It’s winter. Time for a nice warming recipe. This recipe was originally published by Ree Drummond at the Food Network. I have detailed the changes that I have made to fit it more in line with my dietary restrictions.
3 boneless, skinless chicken breasts
Olive oil, for drizzling
¼ tsp ground thyme
Salt and freshly ground black pepper
2 Tbsp butter (I used Olive Oil)
3 stalks celery, finely diced
2 carrots, finely diced
1 onion, finely diced (I reduced the quantity of onion by half)
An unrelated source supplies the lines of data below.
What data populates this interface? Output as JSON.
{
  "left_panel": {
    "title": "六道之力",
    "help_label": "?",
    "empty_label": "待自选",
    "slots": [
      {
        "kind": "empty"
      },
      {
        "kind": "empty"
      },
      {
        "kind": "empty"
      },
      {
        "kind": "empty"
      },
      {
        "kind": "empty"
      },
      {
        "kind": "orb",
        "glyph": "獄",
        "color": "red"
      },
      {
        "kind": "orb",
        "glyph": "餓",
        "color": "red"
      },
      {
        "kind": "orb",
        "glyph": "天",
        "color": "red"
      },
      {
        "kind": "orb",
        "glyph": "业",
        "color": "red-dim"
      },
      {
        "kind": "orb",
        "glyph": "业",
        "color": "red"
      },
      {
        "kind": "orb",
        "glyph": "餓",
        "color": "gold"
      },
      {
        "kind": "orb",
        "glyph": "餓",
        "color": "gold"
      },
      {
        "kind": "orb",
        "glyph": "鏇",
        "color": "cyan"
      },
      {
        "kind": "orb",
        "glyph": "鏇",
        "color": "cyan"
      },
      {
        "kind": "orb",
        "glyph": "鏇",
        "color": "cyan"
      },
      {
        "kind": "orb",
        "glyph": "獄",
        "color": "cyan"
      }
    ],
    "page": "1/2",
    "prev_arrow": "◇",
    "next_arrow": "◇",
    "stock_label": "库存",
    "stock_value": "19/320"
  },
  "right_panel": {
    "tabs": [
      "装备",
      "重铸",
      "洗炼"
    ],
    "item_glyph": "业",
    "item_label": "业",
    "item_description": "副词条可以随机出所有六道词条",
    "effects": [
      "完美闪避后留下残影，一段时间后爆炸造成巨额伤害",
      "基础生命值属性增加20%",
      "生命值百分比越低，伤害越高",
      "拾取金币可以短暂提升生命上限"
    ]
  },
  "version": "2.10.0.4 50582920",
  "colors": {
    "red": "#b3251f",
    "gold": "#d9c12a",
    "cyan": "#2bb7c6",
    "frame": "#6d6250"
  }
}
1 red bell pepper, finely diced
2 sprigs fresh thyme, leaves only
1 pinch turmeric
8 cups low-sodium chicken broth
2 cups long-grain rice
Minced fresh parsley, for serving
1 pinch of Cayenne pepper
1. Preheat the oven to 400ºF.
2. Drizzle the chicken breasts with olive oil and sprinkle with the ground thyme and some salt and pepper. Put the chicken in a roasting pan and roast until cooked through, about 20 minutes. Set aside.
3. In a pot over medium heat, melt the butter (oil)and saute the celery, carrots, onions and bell peppers for 3 to 4 minutes. Sprinkle with the fresh thyme and turmeric and cook for another 2 minutes. Pour in the chicken broth, add Cayenne pepper, cover, bring to a simmer and simmer 30 minutes.
4. Prepare the rice according to the package instructions; keep warm.
5. Shred or chop the chicken and add it to the pot with the soup. Simmer for another 15 minutes. Stir in the rice and minced parsley and serve.